= Jacki Clérico =

French businessman

Jacki Clérico (March 18, 1929 – January 13, 2013) was a French businessman who owned the Moulin Rouge cabaret of Paris from 1962 until his death in 2013. Clérico is credited with reviving the popularity of the Moulin Rouge over the course of fifty years.

Clérico was born in Paris, France, on March 18, 1929. In 1928, his father, Joseph Clérico, a glassmaker, had moved to Paris from the Piedmont region with his brother, Louis Clérico. The brothers had opened a Parisian glass shop. Joseph and Louis made much of their family's fortune during the German occupation of Paris during World War II, when there was a shortage of glassmakers in the city. The Cléricos were hired to make glass for cities throughout France and Germany which had suffered bombing damage. They had both acquired considerable wealth through their repairs by the end of the war.

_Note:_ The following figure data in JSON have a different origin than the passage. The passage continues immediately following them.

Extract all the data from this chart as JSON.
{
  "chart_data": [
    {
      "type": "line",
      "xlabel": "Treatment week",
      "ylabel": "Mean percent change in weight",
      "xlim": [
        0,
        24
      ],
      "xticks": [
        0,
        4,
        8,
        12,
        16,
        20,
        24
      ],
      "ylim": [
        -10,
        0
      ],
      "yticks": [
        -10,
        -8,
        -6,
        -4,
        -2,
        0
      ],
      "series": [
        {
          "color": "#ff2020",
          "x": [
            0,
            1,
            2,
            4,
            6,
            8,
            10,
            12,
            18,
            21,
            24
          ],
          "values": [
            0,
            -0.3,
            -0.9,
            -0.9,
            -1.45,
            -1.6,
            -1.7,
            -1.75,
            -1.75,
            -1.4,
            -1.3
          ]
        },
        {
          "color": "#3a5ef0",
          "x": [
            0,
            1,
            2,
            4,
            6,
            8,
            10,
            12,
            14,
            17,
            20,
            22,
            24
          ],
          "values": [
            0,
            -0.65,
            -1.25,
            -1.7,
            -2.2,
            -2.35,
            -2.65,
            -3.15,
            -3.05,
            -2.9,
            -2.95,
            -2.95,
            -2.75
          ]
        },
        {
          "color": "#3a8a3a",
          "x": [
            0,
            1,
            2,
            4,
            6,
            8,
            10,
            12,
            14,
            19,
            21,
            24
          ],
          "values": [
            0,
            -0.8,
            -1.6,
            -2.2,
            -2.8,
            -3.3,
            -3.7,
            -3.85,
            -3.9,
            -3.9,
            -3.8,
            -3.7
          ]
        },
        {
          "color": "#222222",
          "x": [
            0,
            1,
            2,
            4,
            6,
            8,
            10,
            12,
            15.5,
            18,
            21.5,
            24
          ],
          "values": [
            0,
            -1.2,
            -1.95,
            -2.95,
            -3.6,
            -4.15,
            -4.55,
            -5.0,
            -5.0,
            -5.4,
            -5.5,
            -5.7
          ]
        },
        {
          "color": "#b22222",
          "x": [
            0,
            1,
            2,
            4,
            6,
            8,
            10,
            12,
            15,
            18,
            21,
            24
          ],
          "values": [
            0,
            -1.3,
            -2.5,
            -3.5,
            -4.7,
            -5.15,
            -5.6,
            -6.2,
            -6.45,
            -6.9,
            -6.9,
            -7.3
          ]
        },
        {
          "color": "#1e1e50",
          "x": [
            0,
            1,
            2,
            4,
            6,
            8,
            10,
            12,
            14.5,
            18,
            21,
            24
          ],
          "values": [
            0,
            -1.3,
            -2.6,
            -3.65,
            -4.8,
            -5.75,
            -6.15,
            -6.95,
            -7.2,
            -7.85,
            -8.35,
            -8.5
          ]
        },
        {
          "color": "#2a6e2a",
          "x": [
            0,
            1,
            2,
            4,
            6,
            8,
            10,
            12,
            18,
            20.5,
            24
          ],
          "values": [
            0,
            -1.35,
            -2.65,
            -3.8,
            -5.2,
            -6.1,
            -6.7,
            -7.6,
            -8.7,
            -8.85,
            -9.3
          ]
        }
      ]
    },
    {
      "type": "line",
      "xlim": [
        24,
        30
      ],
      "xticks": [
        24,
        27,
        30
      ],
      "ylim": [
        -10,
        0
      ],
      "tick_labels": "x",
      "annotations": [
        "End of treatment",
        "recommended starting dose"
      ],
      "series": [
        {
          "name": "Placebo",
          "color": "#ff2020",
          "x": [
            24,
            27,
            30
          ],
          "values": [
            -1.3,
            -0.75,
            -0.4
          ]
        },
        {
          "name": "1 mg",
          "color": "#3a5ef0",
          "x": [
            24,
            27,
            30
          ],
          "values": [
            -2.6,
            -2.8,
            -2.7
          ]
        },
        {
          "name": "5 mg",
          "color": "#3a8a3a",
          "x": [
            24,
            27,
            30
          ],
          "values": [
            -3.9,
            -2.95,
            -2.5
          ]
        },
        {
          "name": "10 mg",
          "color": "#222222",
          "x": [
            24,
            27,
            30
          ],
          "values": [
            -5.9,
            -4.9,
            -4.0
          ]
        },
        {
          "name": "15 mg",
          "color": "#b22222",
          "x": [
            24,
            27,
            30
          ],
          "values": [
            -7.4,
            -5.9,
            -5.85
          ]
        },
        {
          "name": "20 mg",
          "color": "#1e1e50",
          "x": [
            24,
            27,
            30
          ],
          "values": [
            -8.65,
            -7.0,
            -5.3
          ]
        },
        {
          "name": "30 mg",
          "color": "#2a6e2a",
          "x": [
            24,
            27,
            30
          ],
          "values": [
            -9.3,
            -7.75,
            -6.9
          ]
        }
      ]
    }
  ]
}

The brothers purchased the Le Lido cabaret on the Champs-Élysées in 1946. In 1955, Joseph and Louis purchased the Moulin Rouge. They upgraded the kitchens and marketed the venue as a tourist destination. Still, the Moulin Rouge continued to suffer from financial distress by the early 1960s.

Jacki Clérico took over the Moulin Rouge in 1962 from his father, Joseph. Clérico built a new aquarium for performances, expanded the auditorium, and introduced professional theater backdrops and scenery. His first revue, "Frou-Frou," opened to sold out audiences in 1963. From that point on, Jacki Clérico only opened revues beginning with the letter "F" in keeping with a superstition that the letter brought luck beginning with "Frou-Frou". His other revues, included Frisson (1965), Fascination (1967), Fantastic (1970), Festival (1973), Follement (1976), Frénésie (1979), Femmes, Femmes, Femmes... (1983), followed this tradition. The music of these revues was composed by Henri Betti.

In 1989, Clerico opened "Formidable" to mark the 100th anniversary of the Moulin Rouge. Guests included Prince Edward, Earl of Wessex.

The Moulin Rouge began to lose popularity again during the 1990s. Clérico continued to produce the Moulin Rouge's trademark revues, but the cabaret nearly went bankrupt in 1997. The last show that Clérico produced was "Féerie" in 1999, which featured one hundred dancers. The release of Baz Luhrmann's Moulin Rouge! in 2001, which starred Nicole Kidman, Ewan McGregor, and Jim Broadbent, revived the club's popularity. The Moulin Rouge is now marketed as a family-oriented destination.

Jacki Clérico turned over the day-to-day operations of the Moulin Rouge to his son, Jean-Jacques Clérico, during his later years. He served as the Chairman of the Supervisory Board of the Moulin Rouge until shortly before his death. Clérico died on January 13, 2013, at the age of 83.